The opening overture, Egmont, brought out the LMP’s customary superb balance and lyric qualities in a spirited rendition of the1809 overture, conceived while Beethoven was hiding in a friend’s cellar bombarded by shells during the brief French occupation of Vienna, hence the war-like tone of much of the early movement. The allegro is marked by intense energy among the strings – echoed by a resounding brass. This energy is intensified in the closing con brio which brings the piece to a triumphant, victorious close.
The soloist in the Cello Concerto was Thomas Carroll, who took the piece by storm from the opening bars. Despite its complexity in the first movement, Carroll’s technical virtuosity was matched with real understanding of the music, especially in a dark, understated but technically brilliant short cadenza. The slow movement was a master class in the lyrical qualities of the cello, much of it in the instrument’s higher register. The third movement was a blaze of colour and sound from the soloist matched by a bravura performance by the whole orchestra.

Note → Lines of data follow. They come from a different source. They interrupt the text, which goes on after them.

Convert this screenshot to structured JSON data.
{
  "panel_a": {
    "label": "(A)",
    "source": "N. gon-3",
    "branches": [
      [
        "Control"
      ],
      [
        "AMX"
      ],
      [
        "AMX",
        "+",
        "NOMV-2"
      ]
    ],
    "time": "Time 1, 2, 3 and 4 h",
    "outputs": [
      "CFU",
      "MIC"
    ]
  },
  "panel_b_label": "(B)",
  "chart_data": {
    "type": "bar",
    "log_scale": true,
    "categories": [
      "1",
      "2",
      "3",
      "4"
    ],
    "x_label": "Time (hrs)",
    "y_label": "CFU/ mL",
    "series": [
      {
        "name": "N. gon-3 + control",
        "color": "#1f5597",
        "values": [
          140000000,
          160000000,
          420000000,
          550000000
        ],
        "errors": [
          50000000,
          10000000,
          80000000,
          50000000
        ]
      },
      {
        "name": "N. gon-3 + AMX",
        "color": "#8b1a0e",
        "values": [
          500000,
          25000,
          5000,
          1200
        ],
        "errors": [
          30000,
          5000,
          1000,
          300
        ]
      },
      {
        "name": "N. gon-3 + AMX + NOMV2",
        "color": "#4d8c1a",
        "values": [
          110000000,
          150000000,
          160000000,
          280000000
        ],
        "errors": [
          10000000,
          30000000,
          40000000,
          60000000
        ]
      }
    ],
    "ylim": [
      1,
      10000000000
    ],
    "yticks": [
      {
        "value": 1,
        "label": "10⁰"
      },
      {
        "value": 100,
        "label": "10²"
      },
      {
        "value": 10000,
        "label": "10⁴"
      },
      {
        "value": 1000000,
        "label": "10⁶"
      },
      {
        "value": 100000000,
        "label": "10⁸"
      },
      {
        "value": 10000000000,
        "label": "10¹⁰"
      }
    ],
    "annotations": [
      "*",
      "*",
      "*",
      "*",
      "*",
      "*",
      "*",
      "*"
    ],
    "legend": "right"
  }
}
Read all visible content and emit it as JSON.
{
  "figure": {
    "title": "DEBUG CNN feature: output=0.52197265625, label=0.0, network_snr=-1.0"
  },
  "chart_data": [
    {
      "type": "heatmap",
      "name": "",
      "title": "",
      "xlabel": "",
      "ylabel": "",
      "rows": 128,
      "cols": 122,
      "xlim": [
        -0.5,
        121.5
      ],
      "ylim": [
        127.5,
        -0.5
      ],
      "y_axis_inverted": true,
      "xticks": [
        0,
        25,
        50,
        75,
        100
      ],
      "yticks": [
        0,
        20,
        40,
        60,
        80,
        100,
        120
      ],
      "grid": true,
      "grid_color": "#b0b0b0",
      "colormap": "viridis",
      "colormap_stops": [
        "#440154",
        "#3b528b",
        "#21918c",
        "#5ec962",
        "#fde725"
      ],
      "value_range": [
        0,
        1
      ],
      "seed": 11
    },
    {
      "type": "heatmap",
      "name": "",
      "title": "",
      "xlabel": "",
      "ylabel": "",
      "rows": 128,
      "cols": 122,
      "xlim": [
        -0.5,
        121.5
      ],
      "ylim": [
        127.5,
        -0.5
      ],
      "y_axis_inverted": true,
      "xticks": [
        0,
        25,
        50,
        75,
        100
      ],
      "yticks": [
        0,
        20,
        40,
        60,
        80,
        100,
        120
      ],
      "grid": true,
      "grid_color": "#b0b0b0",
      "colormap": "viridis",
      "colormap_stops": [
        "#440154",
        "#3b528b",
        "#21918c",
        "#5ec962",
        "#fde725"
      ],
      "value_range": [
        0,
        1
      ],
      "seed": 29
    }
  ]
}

The closing piece was Beethoven’s 3rd Symphony, originally dedicated to Napoleon but changed by the composer to ‘Eroica’ after a change of heart. The opening allegro con brio is a fiendishly complicated but musically satisfying and with great flourishes by the strings and especially the horns. But it also has an almost rural, pastoral section in it. The Marcia Funebre was suitably restrained with an underlying sense of drive and feeling, and is, in many ways, the defining movement of the whole Symphony. The Scherzo was a triumph of power and energy – again with a strident call to arms by the horns, three of which have solos of their own, and the allegro is a drive to express Beethoven’s heroic vision in mankind.
Over the years, these concerts have made Chelmsford an acclaimed centre of classical music, and the nearly full house for this one was testament to an audience which had come from far and wide for the privilege.